Découvert le 21 juillet 2006 dans les aiguilles vertes du massif du Mont-Blanc en Haute-Savoie, ce spécimen a la particularité de présenter une association d’une exceptionnelle rareté de deux minéraux typiques des géodes des montagnes de Chamonix : la fluorite rouge et le quartz enfumé.

Outre la qualité minéralogique et de la beauté du spécimen récolté, cette association spectaculaire est le premier objet d’histoire naturelle a être classé « bien culturel d’intérêt patrimonial majeur » , une belle victoire pour l’ensemble du patrimoine géologique national. C’est la Fondation Total qui l’a acquise et donnée au Muséum pour enrichir les collections nationales de minéralogie.

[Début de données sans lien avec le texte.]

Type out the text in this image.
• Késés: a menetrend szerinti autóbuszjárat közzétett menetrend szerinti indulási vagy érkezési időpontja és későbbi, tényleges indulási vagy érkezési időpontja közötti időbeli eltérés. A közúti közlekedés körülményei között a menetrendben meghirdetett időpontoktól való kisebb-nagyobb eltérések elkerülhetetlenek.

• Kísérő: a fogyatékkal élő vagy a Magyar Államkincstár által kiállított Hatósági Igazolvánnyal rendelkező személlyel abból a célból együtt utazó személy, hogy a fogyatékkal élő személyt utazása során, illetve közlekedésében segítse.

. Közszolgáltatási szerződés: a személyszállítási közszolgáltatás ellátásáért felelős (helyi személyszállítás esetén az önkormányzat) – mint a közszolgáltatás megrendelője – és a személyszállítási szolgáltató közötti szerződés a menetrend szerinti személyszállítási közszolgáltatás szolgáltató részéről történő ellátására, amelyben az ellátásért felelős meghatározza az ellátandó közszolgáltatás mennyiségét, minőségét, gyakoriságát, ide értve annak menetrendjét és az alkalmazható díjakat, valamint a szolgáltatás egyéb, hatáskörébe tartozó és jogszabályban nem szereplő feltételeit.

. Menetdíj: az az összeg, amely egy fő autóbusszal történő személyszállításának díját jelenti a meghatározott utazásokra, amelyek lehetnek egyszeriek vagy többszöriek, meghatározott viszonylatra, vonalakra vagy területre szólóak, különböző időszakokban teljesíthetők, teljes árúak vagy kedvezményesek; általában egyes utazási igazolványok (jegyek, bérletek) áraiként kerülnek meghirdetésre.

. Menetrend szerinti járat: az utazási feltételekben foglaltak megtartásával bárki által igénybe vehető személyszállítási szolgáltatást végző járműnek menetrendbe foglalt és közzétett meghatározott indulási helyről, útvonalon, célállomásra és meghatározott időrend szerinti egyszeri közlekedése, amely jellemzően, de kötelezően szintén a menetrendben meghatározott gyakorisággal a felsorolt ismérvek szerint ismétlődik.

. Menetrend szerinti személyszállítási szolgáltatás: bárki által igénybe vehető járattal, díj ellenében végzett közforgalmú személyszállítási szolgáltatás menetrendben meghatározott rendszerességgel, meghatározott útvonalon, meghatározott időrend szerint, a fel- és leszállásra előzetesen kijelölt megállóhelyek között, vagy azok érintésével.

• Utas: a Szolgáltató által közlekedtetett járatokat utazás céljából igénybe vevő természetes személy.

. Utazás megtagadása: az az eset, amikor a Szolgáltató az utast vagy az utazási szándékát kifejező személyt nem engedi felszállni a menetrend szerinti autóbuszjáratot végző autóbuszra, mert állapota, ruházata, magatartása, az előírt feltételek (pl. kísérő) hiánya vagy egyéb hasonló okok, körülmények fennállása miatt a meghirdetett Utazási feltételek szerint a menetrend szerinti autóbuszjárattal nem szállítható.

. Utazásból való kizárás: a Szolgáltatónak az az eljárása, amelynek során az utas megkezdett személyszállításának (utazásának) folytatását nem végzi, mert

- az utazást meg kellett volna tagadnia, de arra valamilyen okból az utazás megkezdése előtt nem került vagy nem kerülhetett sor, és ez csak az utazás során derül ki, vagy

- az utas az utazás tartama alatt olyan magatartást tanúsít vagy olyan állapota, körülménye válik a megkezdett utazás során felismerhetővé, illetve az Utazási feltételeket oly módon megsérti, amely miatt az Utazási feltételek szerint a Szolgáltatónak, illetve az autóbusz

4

Cet échantillon a été baptisé « Laurent », en hommage à Laurent Chatel, compagnon de cordée de l’inventeur de l’échantillon qui a fait une chute mortelle en août 2005 alors qu’ils cherchaient ensemble des cristaux.
« Laurent » nous renseigne sur les conditions de sa formation et sur l’histoire géologique des Alpes : lors de la formation du massif, des fluides hydrothermaux circulent dans des fentes. Ils puisent dans la roche environnante (ici un granite) des éléments (Si, Ca, F …) qui vont cristalliser dans les espaces (futurs « fours »).

D’abord la silice sous forme de quartz puis le fluorure de calcium, sous forme octaédrique (donc 400° C). Des substitutions chimiques se font dans le quartz et dans la fluorite. La radioactivité du granite va « activer » la couleur liée à ces éléments, colorant en rouge la fluorite et « enfumant » légèrement le quartz (donc, vers 225° C). Avec la surrection des Alpes, les cristaux remontent dans leur four et, protégés de l’érosion et de la lumière, attendent d’être mis à jour par l’érosion ou par un cristallier.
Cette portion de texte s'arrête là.